On August 5, a peace gathering will be held at the West Park Presbyterian Church on West 86th Street in Manhattan, while a peace concert will be held on August 8. (Hiroshima was bombed on August 6 and Nagasaki on August 9.)
Forming a backdrop for the events is a photography exhibit, “From Above,” with photos taken by Paule Saviano of various survivors of the bombings. Some of the photos appeared in a book of the same title, published in Tokyo.
Although the book was published in 2011, Saviano continues to seek out and photograph aging survivors of the bombing, in order to take their portraits and collect their thoughts before they die. As part of the project he interviews his subjects and accompanies their photographs with quotes.

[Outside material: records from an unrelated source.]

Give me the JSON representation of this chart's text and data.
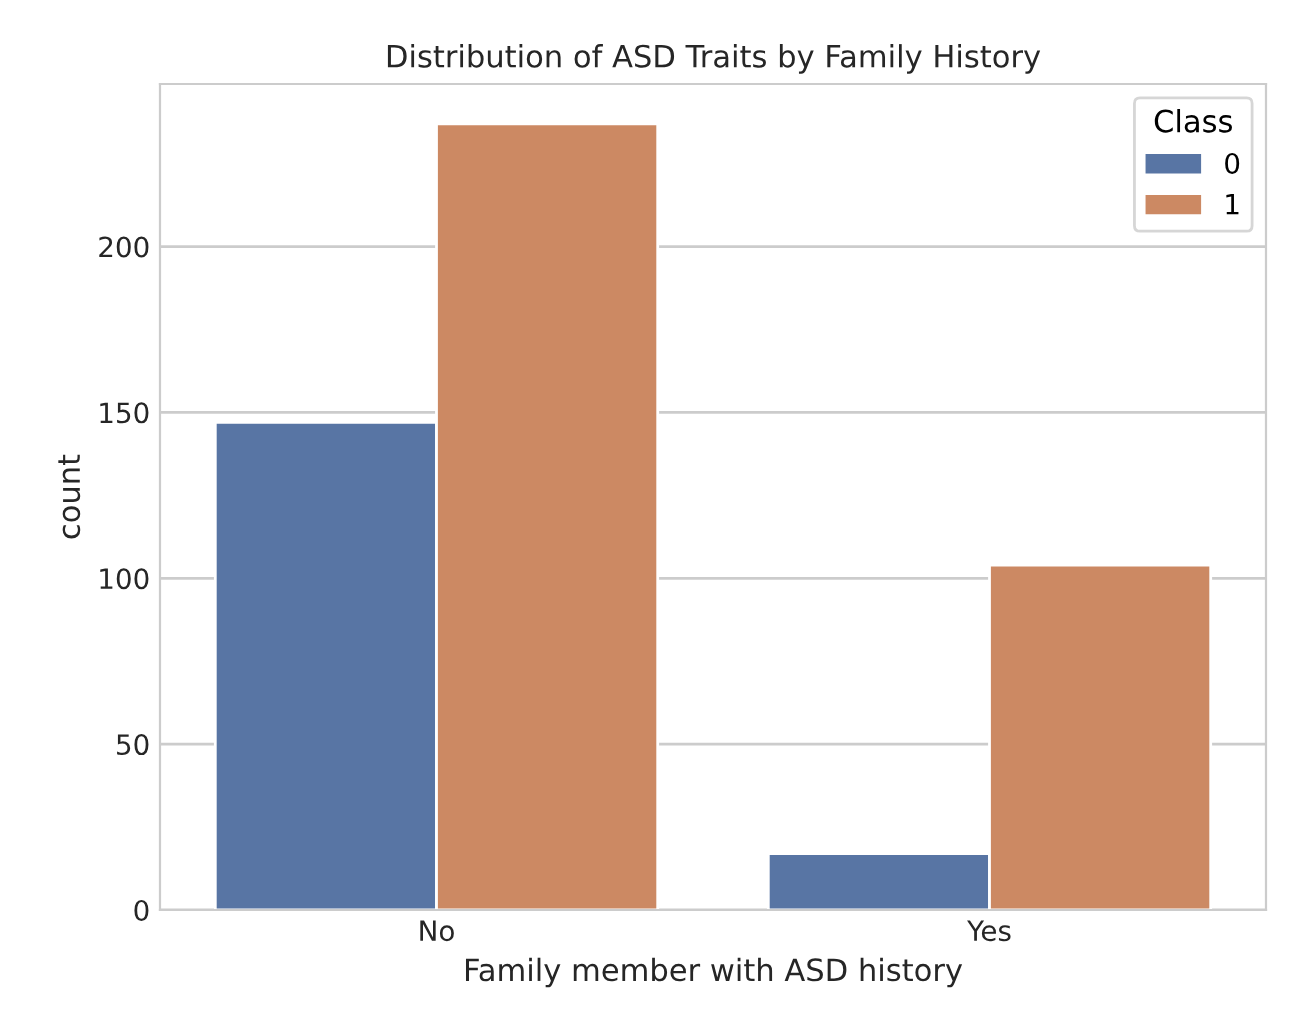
{
  "chart_data": {
    "type": "bar",
    "title": "Distribution of ASD Traits by Family History",
    "xlabel": "Family member with ASD history",
    "ylabel": "count",
    "legend_title": "Class",
    "categories": [
      "No",
      "Yes"
    ],
    "series": [
      {
        "name": "0",
        "color": "#5875a4",
        "values": [
          147,
          17
        ]
      },
      {
        "name": "1",
        "color": "#cc8963",
        "values": [
          237,
          104
        ]
      }
    ],
    "ylim": [
      0,
      249
    ],
    "yticks": [
      0,
      50,
      100,
      150,
      200
    ],
    "grid": "y",
    "legend": "top right"
  }
}
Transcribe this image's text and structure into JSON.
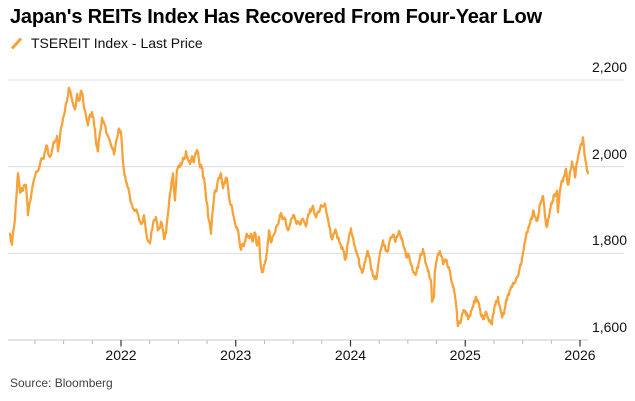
{
  "header": {
    "title": "Japan's REITs Index Has Recovered From Four-Year Low",
    "legend": {
      "icon": "slash-icon",
      "label": "TSEREIT Index - Last Price"
    }
  },
  "footer": {
    "source": "Source: Bloomberg"
  },
  "colors": {
    "series": "#F7A139",
    "grid": "#DCDCDC",
    "axis_line": "#C9C9C9",
    "tick_major": "#333333",
    "tick_minor": "#BBBBBB",
    "label": "#111111",
    "title": "#000000",
    "source_text": "#404040",
    "background": "#FFFFFF"
  },
  "chart_data": {
    "type": "line",
    "title": "Japan's REITs Index Has Recovered From Four-Year Low",
    "series_name": "TSEREIT Index - Last Price",
    "legend_position": "top-left",
    "grid": "horizontal",
    "y_axis_side": "right",
    "x_ticks": [
      2022,
      2023,
      2024,
      2025,
      2026
    ],
    "x_tick_labels": [
      "2022",
      "2023",
      "2024",
      "2025",
      "2026"
    ],
    "x_minor_tick_step_years": 0.25,
    "y_ticks": [
      1600,
      1800,
      2000,
      2200
    ],
    "y_tick_labels": [
      "1,600",
      "1,800",
      "2,000",
      "2,200"
    ],
    "xlim": [
      2021.03,
      2026.08
    ],
    "ylim": [
      1600,
      2240
    ],
    "points": [
      [
        2021.033,
        1845
      ],
      [
        2021.05,
        1820
      ],
      [
        2021.076,
        1880
      ],
      [
        2021.094,
        1950
      ],
      [
        2021.102,
        1985
      ],
      [
        2021.12,
        1940
      ],
      [
        2021.146,
        1945
      ],
      [
        2021.172,
        1958
      ],
      [
        2021.189,
        1888
      ],
      [
        2021.216,
        1930
      ],
      [
        2021.242,
        1970
      ],
      [
        2021.268,
        1990
      ],
      [
        2021.294,
        2005
      ],
      [
        2021.32,
        2020
      ],
      [
        2021.338,
        2035
      ],
      [
        2021.355,
        2048
      ],
      [
        2021.372,
        2025
      ],
      [
        2021.399,
        2038
      ],
      [
        2021.425,
        2060
      ],
      [
        2021.442,
        2071
      ],
      [
        2021.451,
        2035
      ],
      [
        2021.477,
        2090
      ],
      [
        2021.503,
        2118
      ],
      [
        2021.529,
        2150
      ],
      [
        2021.547,
        2182
      ],
      [
        2021.564,
        2165
      ],
      [
        2021.582,
        2148
      ],
      [
        2021.599,
        2132
      ],
      [
        2021.617,
        2168
      ],
      [
        2021.634,
        2152
      ],
      [
        2021.651,
        2175
      ],
      [
        2021.669,
        2158
      ],
      [
        2021.686,
        2130
      ],
      [
        2021.712,
        2095
      ],
      [
        2021.73,
        2120
      ],
      [
        2021.747,
        2126
      ],
      [
        2021.773,
        2085
      ],
      [
        2021.791,
        2045
      ],
      [
        2021.8,
        2035
      ],
      [
        2021.817,
        2080
      ],
      [
        2021.834,
        2113
      ],
      [
        2021.861,
        2095
      ],
      [
        2021.878,
        2075
      ],
      [
        2021.904,
        2058
      ],
      [
        2021.922,
        2043
      ],
      [
        2021.939,
        2028
      ],
      [
        2021.965,
        2065
      ],
      [
        2021.983,
        2088
      ],
      [
        2022.0,
        2078
      ],
      [
        2022.017,
        2010
      ],
      [
        2022.044,
        1965
      ],
      [
        2022.07,
        1942
      ],
      [
        2022.096,
        1912
      ],
      [
        2022.122,
        1898
      ],
      [
        2022.148,
        1890
      ],
      [
        2022.174,
        1868
      ],
      [
        2022.2,
        1888
      ],
      [
        2022.227,
        1836
      ],
      [
        2022.253,
        1823
      ],
      [
        2022.279,
        1868
      ],
      [
        2022.305,
        1884
      ],
      [
        2022.322,
        1853
      ],
      [
        2022.349,
        1873
      ],
      [
        2022.375,
        1833
      ],
      [
        2022.392,
        1846
      ],
      [
        2022.41,
        1893
      ],
      [
        2022.436,
        1950
      ],
      [
        2022.453,
        1985
      ],
      [
        2022.471,
        1922
      ],
      [
        2022.488,
        1992
      ],
      [
        2022.514,
        2000
      ],
      [
        2022.532,
        2008
      ],
      [
        2022.549,
        2020
      ],
      [
        2022.566,
        2036
      ],
      [
        2022.584,
        2016
      ],
      [
        2022.601,
        2006
      ],
      [
        2022.619,
        2024
      ],
      [
        2022.636,
        2010
      ],
      [
        2022.654,
        2030
      ],
      [
        2022.671,
        2034
      ],
      [
        2022.688,
        2000
      ],
      [
        2022.706,
        1996
      ],
      [
        2022.715,
        1975
      ],
      [
        2022.732,
        1955
      ],
      [
        2022.75,
        1915
      ],
      [
        2022.767,
        1875
      ],
      [
        2022.784,
        1845
      ],
      [
        2022.802,
        1905
      ],
      [
        2022.819,
        1945
      ],
      [
        2022.837,
        1955
      ],
      [
        2022.854,
        1975
      ],
      [
        2022.871,
        1985
      ],
      [
        2022.889,
        1950
      ],
      [
        2022.906,
        1962
      ],
      [
        2022.924,
        1973
      ],
      [
        2022.941,
        1930
      ],
      [
        2022.959,
        1912
      ],
      [
        2022.976,
        1890
      ],
      [
        2022.993,
        1872
      ],
      [
        2023.011,
        1860
      ],
      [
        2023.028,
        1835
      ],
      [
        2023.046,
        1808
      ],
      [
        2023.063,
        1820
      ],
      [
        2023.08,
        1827
      ],
      [
        2023.098,
        1845
      ],
      [
        2023.115,
        1836
      ],
      [
        2023.133,
        1845
      ],
      [
        2023.15,
        1828
      ],
      [
        2023.168,
        1848
      ],
      [
        2023.185,
        1818
      ],
      [
        2023.203,
        1838
      ],
      [
        2023.22,
        1768
      ],
      [
        2023.237,
        1757
      ],
      [
        2023.255,
        1778
      ],
      [
        2023.272,
        1802
      ],
      [
        2023.29,
        1853
      ],
      [
        2023.307,
        1825
      ],
      [
        2023.325,
        1840
      ],
      [
        2023.351,
        1860
      ],
      [
        2023.377,
        1876
      ],
      [
        2023.394,
        1893
      ],
      [
        2023.42,
        1880
      ],
      [
        2023.438,
        1868
      ],
      [
        2023.464,
        1858
      ],
      [
        2023.481,
        1878
      ],
      [
        2023.508,
        1888
      ],
      [
        2023.534,
        1868
      ],
      [
        2023.56,
        1866
      ],
      [
        2023.586,
        1880
      ],
      [
        2023.612,
        1862
      ],
      [
        2023.638,
        1890
      ],
      [
        2023.656,
        1897
      ],
      [
        2023.673,
        1910
      ],
      [
        2023.699,
        1883
      ],
      [
        2023.726,
        1895
      ],
      [
        2023.752,
        1908
      ],
      [
        2023.778,
        1915
      ],
      [
        2023.804,
        1878
      ],
      [
        2023.821,
        1858
      ],
      [
        2023.839,
        1832
      ],
      [
        2023.856,
        1845
      ],
      [
        2023.874,
        1850
      ],
      [
        2023.891,
        1836
      ],
      [
        2023.908,
        1823
      ],
      [
        2023.935,
        1810
      ],
      [
        2023.952,
        1785
      ],
      [
        2023.969,
        1808
      ],
      [
        2023.987,
        1840
      ],
      [
        2024.004,
        1858
      ],
      [
        2024.021,
        1838
      ],
      [
        2024.039,
        1815
      ],
      [
        2024.056,
        1798
      ],
      [
        2024.074,
        1788
      ],
      [
        2024.083,
        1768
      ],
      [
        2024.1,
        1755
      ],
      [
        2024.118,
        1772
      ],
      [
        2024.135,
        1792
      ],
      [
        2024.152,
        1802
      ],
      [
        2024.17,
        1786
      ],
      [
        2024.187,
        1762
      ],
      [
        2024.205,
        1745
      ],
      [
        2024.222,
        1740
      ],
      [
        2024.24,
        1772
      ],
      [
        2024.257,
        1802
      ],
      [
        2024.283,
        1830
      ],
      [
        2024.301,
        1818
      ],
      [
        2024.318,
        1805
      ],
      [
        2024.335,
        1820
      ],
      [
        2024.353,
        1836
      ],
      [
        2024.37,
        1843
      ],
      [
        2024.388,
        1828
      ],
      [
        2024.405,
        1840
      ],
      [
        2024.423,
        1852
      ],
      [
        2024.44,
        1836
      ],
      [
        2024.457,
        1826
      ],
      [
        2024.475,
        1808
      ],
      [
        2024.492,
        1790
      ],
      [
        2024.51,
        1796
      ],
      [
        2024.527,
        1774
      ],
      [
        2024.545,
        1758
      ],
      [
        2024.562,
        1752
      ],
      [
        2024.579,
        1766
      ],
      [
        2024.597,
        1782
      ],
      [
        2024.614,
        1796
      ],
      [
        2024.632,
        1810
      ],
      [
        2024.649,
        1784
      ],
      [
        2024.667,
        1768
      ],
      [
        2024.684,
        1752
      ],
      [
        2024.701,
        1738
      ],
      [
        2024.71,
        1688
      ],
      [
        2024.728,
        1700
      ],
      [
        2024.736,
        1762
      ],
      [
        2024.754,
        1788
      ],
      [
        2024.771,
        1802
      ],
      [
        2024.788,
        1795
      ],
      [
        2024.806,
        1775
      ],
      [
        2024.823,
        1786
      ],
      [
        2024.841,
        1780
      ],
      [
        2024.858,
        1768
      ],
      [
        2024.876,
        1742
      ],
      [
        2024.893,
        1722
      ],
      [
        2024.911,
        1700
      ],
      [
        2024.928,
        1660
      ],
      [
        2024.937,
        1632
      ],
      [
        2024.954,
        1640
      ],
      [
        2024.972,
        1658
      ],
      [
        2024.989,
        1668
      ],
      [
        2025.007,
        1660
      ],
      [
        2025.024,
        1648
      ],
      [
        2025.041,
        1655
      ],
      [
        2025.059,
        1670
      ],
      [
        2025.076,
        1690
      ],
      [
        2025.094,
        1700
      ],
      [
        2025.111,
        1688
      ],
      [
        2025.129,
        1672
      ],
      [
        2025.146,
        1658
      ],
      [
        2025.163,
        1648
      ],
      [
        2025.181,
        1665
      ],
      [
        2025.198,
        1652
      ],
      [
        2025.216,
        1642
      ],
      [
        2025.233,
        1636
      ],
      [
        2025.251,
        1668
      ],
      [
        2025.268,
        1690
      ],
      [
        2025.285,
        1700
      ],
      [
        2025.303,
        1678
      ],
      [
        2025.32,
        1652
      ],
      [
        2025.338,
        1660
      ],
      [
        2025.355,
        1690
      ],
      [
        2025.373,
        1705
      ],
      [
        2025.39,
        1715
      ],
      [
        2025.407,
        1722
      ],
      [
        2025.425,
        1730
      ],
      [
        2025.442,
        1740
      ],
      [
        2025.46,
        1748
      ],
      [
        2025.477,
        1770
      ],
      [
        2025.495,
        1790
      ],
      [
        2025.512,
        1815
      ],
      [
        2025.529,
        1840
      ],
      [
        2025.547,
        1854
      ],
      [
        2025.564,
        1868
      ],
      [
        2025.582,
        1880
      ],
      [
        2025.591,
        1898
      ],
      [
        2025.608,
        1885
      ],
      [
        2025.625,
        1875
      ],
      [
        2025.643,
        1895
      ],
      [
        2025.66,
        1920
      ],
      [
        2025.678,
        1932
      ],
      [
        2025.695,
        1885
      ],
      [
        2025.713,
        1862
      ],
      [
        2025.73,
        1885
      ],
      [
        2025.747,
        1912
      ],
      [
        2025.765,
        1920
      ],
      [
        2025.782,
        1935
      ],
      [
        2025.8,
        1945
      ],
      [
        2025.808,
        1895
      ],
      [
        2025.826,
        1945
      ],
      [
        2025.843,
        1968
      ],
      [
        2025.861,
        1978
      ],
      [
        2025.878,
        1995
      ],
      [
        2025.895,
        1958
      ],
      [
        2025.913,
        1988
      ],
      [
        2025.93,
        2012
      ],
      [
        2025.948,
        1995
      ],
      [
        2025.956,
        1975
      ],
      [
        2025.974,
        2010
      ],
      [
        2025.991,
        2030
      ],
      [
        2026.009,
        2052
      ],
      [
        2026.026,
        2068
      ],
      [
        2026.043,
        2023
      ],
      [
        2026.061,
        1990
      ],
      [
        2026.07,
        1985
      ]
    ]
  }
}
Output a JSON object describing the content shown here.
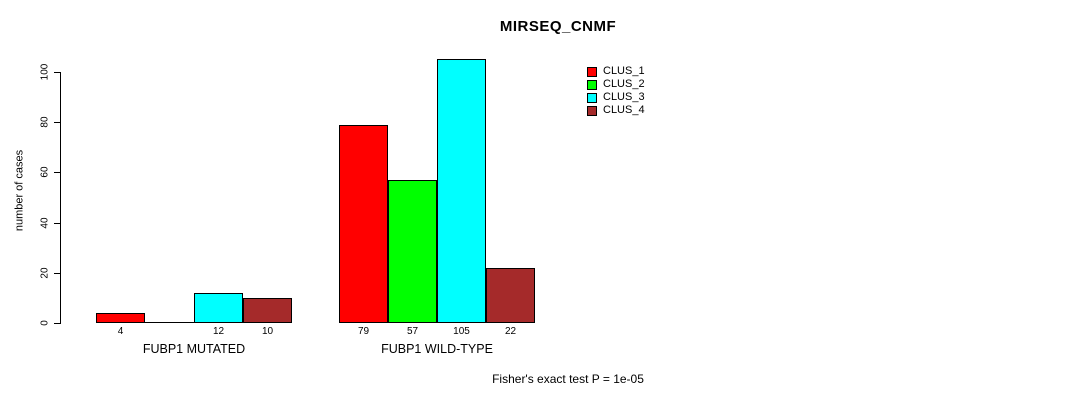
{
  "chart_data": {
    "type": "bar",
    "title": "MIRSEQ_CNMF",
    "ylabel": "number of cases",
    "xlabel": "",
    "categories": [
      "FUBP1 MUTATED",
      "FUBP1 WILD-TYPE"
    ],
    "series": [
      {
        "name": "CLUS_1",
        "color": "#FF0000",
        "values": [
          4,
          79
        ]
      },
      {
        "name": "CLUS_2",
        "color": "#00FF00",
        "values": [
          0,
          57
        ]
      },
      {
        "name": "CLUS_3",
        "color": "#00FFFF",
        "values": [
          12,
          105
        ]
      },
      {
        "name": "CLUS_4",
        "color": "#A52A2A",
        "values": [
          10,
          22
        ]
      }
    ],
    "yticks": [
      0,
      20,
      40,
      60,
      80,
      100
    ],
    "ylim": [
      0,
      105
    ],
    "bar_value_labels": [
      [
        "4",
        "",
        "12",
        "10"
      ],
      [
        "79",
        "57",
        "105",
        "22"
      ]
    ],
    "legend_entries": [
      "CLUS_1",
      "CLUS_2",
      "CLUS_3",
      "CLUS_4"
    ],
    "legend_position": "right-of-plot",
    "grid": false,
    "annotation": "Fisher's exact test P = 1e-05"
  }
}
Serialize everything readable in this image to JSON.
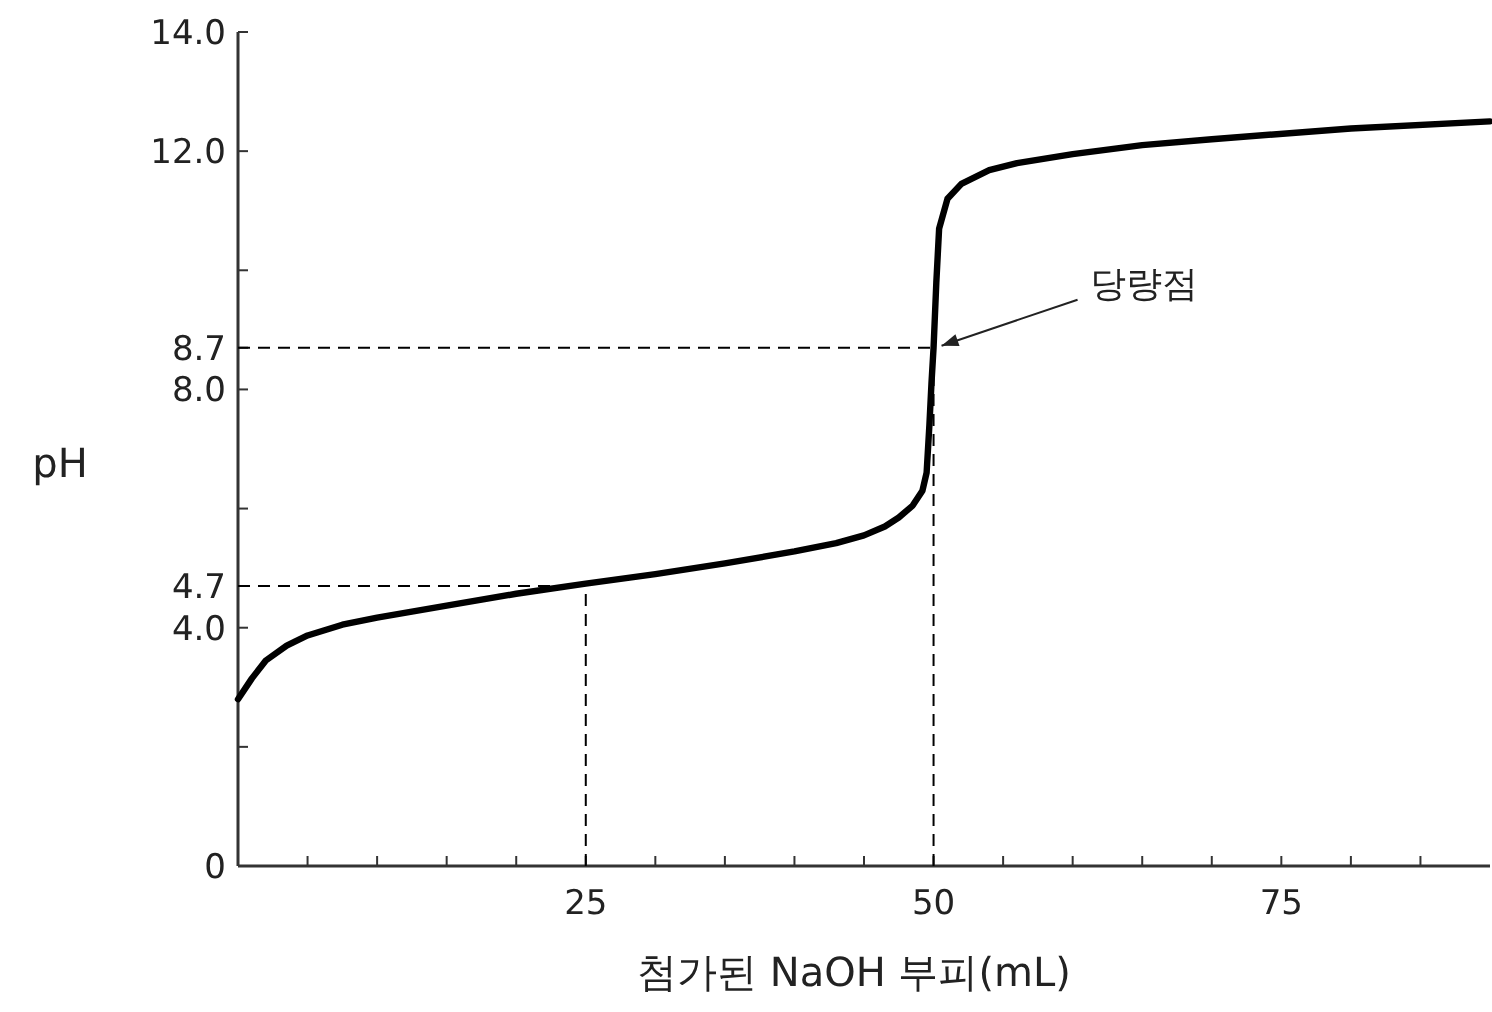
{
  "chart_data": {
    "type": "line",
    "xlabel": "첨가된 NaOH 부피(mL)",
    "ylabel": "pH",
    "x": [
      0,
      1,
      2,
      3.5,
      5,
      7.5,
      10,
      15,
      20,
      25,
      30,
      35,
      40,
      43,
      45,
      46.5,
      47.5,
      48.5,
      49.2,
      49.5,
      49.7,
      49.85,
      50,
      50.2,
      50.4,
      51,
      52,
      54,
      56,
      60,
      65,
      70,
      80,
      90
    ],
    "series": [
      {
        "color": "#000000",
        "values": [
          2.8,
          3.15,
          3.45,
          3.7,
          3.87,
          4.05,
          4.17,
          4.37,
          4.57,
          4.74,
          4.9,
          5.08,
          5.28,
          5.42,
          5.55,
          5.7,
          5.85,
          6.05,
          6.3,
          6.6,
          7.4,
          8.1,
          8.7,
          9.8,
          10.7,
          11.2,
          11.45,
          11.68,
          11.8,
          11.95,
          12.1,
          12.2,
          12.38,
          12.5
        ]
      }
    ],
    "xlim": [
      0,
      90
    ],
    "ylim": [
      0,
      14
    ],
    "xticks": [
      {
        "value": 5,
        "label": null
      },
      {
        "value": 10,
        "label": null
      },
      {
        "value": 15,
        "label": null
      },
      {
        "value": 20,
        "label": null
      },
      25,
      {
        "value": 30,
        "label": null
      },
      {
        "value": 35,
        "label": null
      },
      {
        "value": 40,
        "label": null
      },
      {
        "value": 45,
        "label": null
      },
      50,
      {
        "value": 55,
        "label": null
      },
      {
        "value": 60,
        "label": null
      },
      {
        "value": 65,
        "label": null
      },
      {
        "value": 70,
        "label": null
      },
      75,
      {
        "value": 80,
        "label": null
      },
      {
        "value": 85,
        "label": null
      }
    ],
    "yticks": [
      {
        "value": 0,
        "label": "0"
      },
      {
        "value": 2,
        "label": null
      },
      {
        "value": 4,
        "label": "4.0"
      },
      {
        "value": 4.7,
        "label": "4.7"
      },
      {
        "value": 6,
        "label": null
      },
      {
        "value": 8,
        "label": "8.0"
      },
      {
        "value": 8.7,
        "label": "8.7"
      },
      {
        "value": 10,
        "label": null
      },
      {
        "value": 12,
        "label": "12.0"
      },
      {
        "value": 14,
        "label": "14.0"
      }
    ],
    "ref_lines": [
      {
        "axis": "y",
        "value": 4.7,
        "line_style": "dashed"
      },
      {
        "axis": "x",
        "value": 25,
        "line_style": "dashed"
      },
      {
        "axis": "y",
        "value": 8.7,
        "line_style": "dashed"
      },
      {
        "axis": "x",
        "value": 50,
        "line_style": "dashed"
      }
    ],
    "annotations": [
      {
        "text": "당량점",
        "x": 50,
        "y": 8.7
      }
    ],
    "line_style": "solid",
    "marker": "none"
  }
}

The photographer spoke about his project at a kickoff reception for the commemoration on August 1. “I wanted the human faces to tell the history,” he said.
A number of hibakusha (nuclear bomb victims) lived outside Japan after World War II. Hideo Sotobayashi, for example, lived in Berlin since the 1950s and started speaking about his “hibakusha” story only after the Fukushima nuclear plant disaster brought on by the tsunami in March 2011. Saviano photographed him just eight months before Mr. Sotobayashi’s death.
It was during a photo exhibit he had in Tokyo in 2007 that Saviano, a native of Brooklyn, became interested in the nuclear bomb victims. With assistance from the Peace Wing of Nagasaki Atomic Bomb Museum, he met victims in 2008.
The book “From Above,” contains 51 black-and-white photos. In addition to victims of Nagasaki and Hiroshima, it includes pictures of the Bikini Incident (at the Bikini Atoll in the Marshall Islands), a nuclear testing disaster in the 1950s, and the fire bombings of Tokyo and Dresden, Germany, during World War II.
This is what Hidetaka Komine, a survivor of Nagasaki, told Saviano: “I was 4 years old when the atomic bomb was dropped. So I don’t know ‘normal life.’ I hated the war for a long time, but realized having a grudge does nothing. I have to speak and leave messages to the next generation.”